I enjoy Holyfield's interviews too. There is often a "nugget" in the interview that is useful/motivational for training. In the interview at the Church St. Gym he talks about shadowboxing and says something like "a fighter should look good shadowboxing, he's just fighting air, if he can't look good fighting air, how is he going to look good against an opponent?" Another one that I haven't seen in awhile, he was being interviewed and the interviewer said something like, "you couldn't beat ______ (some older fighter)?" Holyfield said something like, "I think I can beat anybody who came before me, I know everything they knew plus some new things they didn't know." He says what he thinks.
I agree with all of the above including the last sentence as long as you're not asking him about Evan Fields!
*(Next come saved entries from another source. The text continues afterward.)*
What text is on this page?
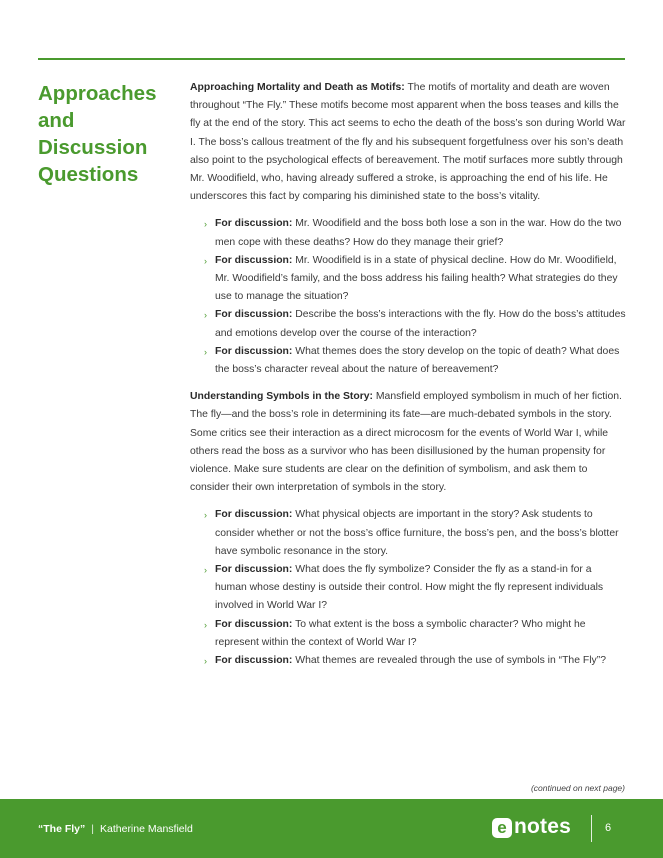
Approaches
and
Discussion
Questions

Approaching Mortality and Death as Motifs: The motifs of mortality and death are woven throughout “The Fly.” These motifs become most apparent when the boss teases and kills the fly at the end of the story. This act seems to echo the death of the boss’s son during World War I. The boss’s callous treatment of the fly and his subsequent forgetfulness over his son’s death also point to the psychological effects of bereavement. The motif surfaces more subtly through Mr. Woodifield, who, having already suffered a stroke, is approaching the end of his life. He underscores this fact by comparing his diminished state to the boss’s vitality.

› For discussion: Mr. Woodifield and the boss both lose a son in the war. How do the two men cope with these deaths? How do they manage their grief?
› For discussion: Mr. Woodifield is in a state of physical decline. How do Mr. Woodifield, Mr. Woodifield’s family, and the boss address his failing health? What strategies do they use to manage the situation?
› For discussion: Describe the boss’s interactions with the fly. How do the boss’s attitudes and emotions develop over the course of the interaction?
› For discussion: What themes does the story develop on the topic of death? What does the boss’s character reveal about the nature of bereavement?

Understanding Symbols in the Story: Mansfield employed symbolism in much of her fiction. The fly—and the boss’s role in determining its fate—are much-debated symbols in the story. Some critics see their interaction as a direct microcosm for the events of World War I, while others read the boss as a survivor who has been disillusioned by the human propensity for violence. Make sure students are clear on the definition of symbolism, and ask them to consider their own interpretation of symbols in the story.

› For discussion: What physical objects are important in the story? Ask students to consider whether or not the boss’s office furniture, the boss’s pen, and the boss’s blotter have symbolic resonance in the story.
› For discussion: What does the fly symbolize? Consider the fly as a stand-in for a human whose destiny is outside their control. How might the fly represent individuals involved in World War I?
› For discussion: To what extent is the boss a symbolic character? Who might he represent within the context of World War I?
› For discussion: What themes are revealed through the use of symbols in “The Fly”?
(continued on next page)
“The Fly” | Katherine Mansfield	e notes	6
i still don't know what to do with this. He probably beat more great fighters than any heavyweight outside of Ali, and if there were no Evan Fields, I would have to rank him as a top five fighter, maybe top three. But it is hard to ignore that fact that his name was linked to HGH trafficking. There is little doubt that he cheated, and was probably cheating in every heavyweight fight. When you realize that he cheated, so much makes sense: the strange heart problem against Moorer, the crappy fight against Cooper (probably didn't think he needed the juice), the fact that the shape of his head visibly changed over the years... I compromise and still put him 7-9.It is tough not to love the guy, but...
IMO A cheat is a cheat. He probably would have twice as many loses if he fought fair. Besides the drugs, there are the headbutts. What I don't really like about Holyfield is he's supposedly really religious. Hard to like a hypocrite. I do admire his heart and that he's humble in victory and has class in defeat.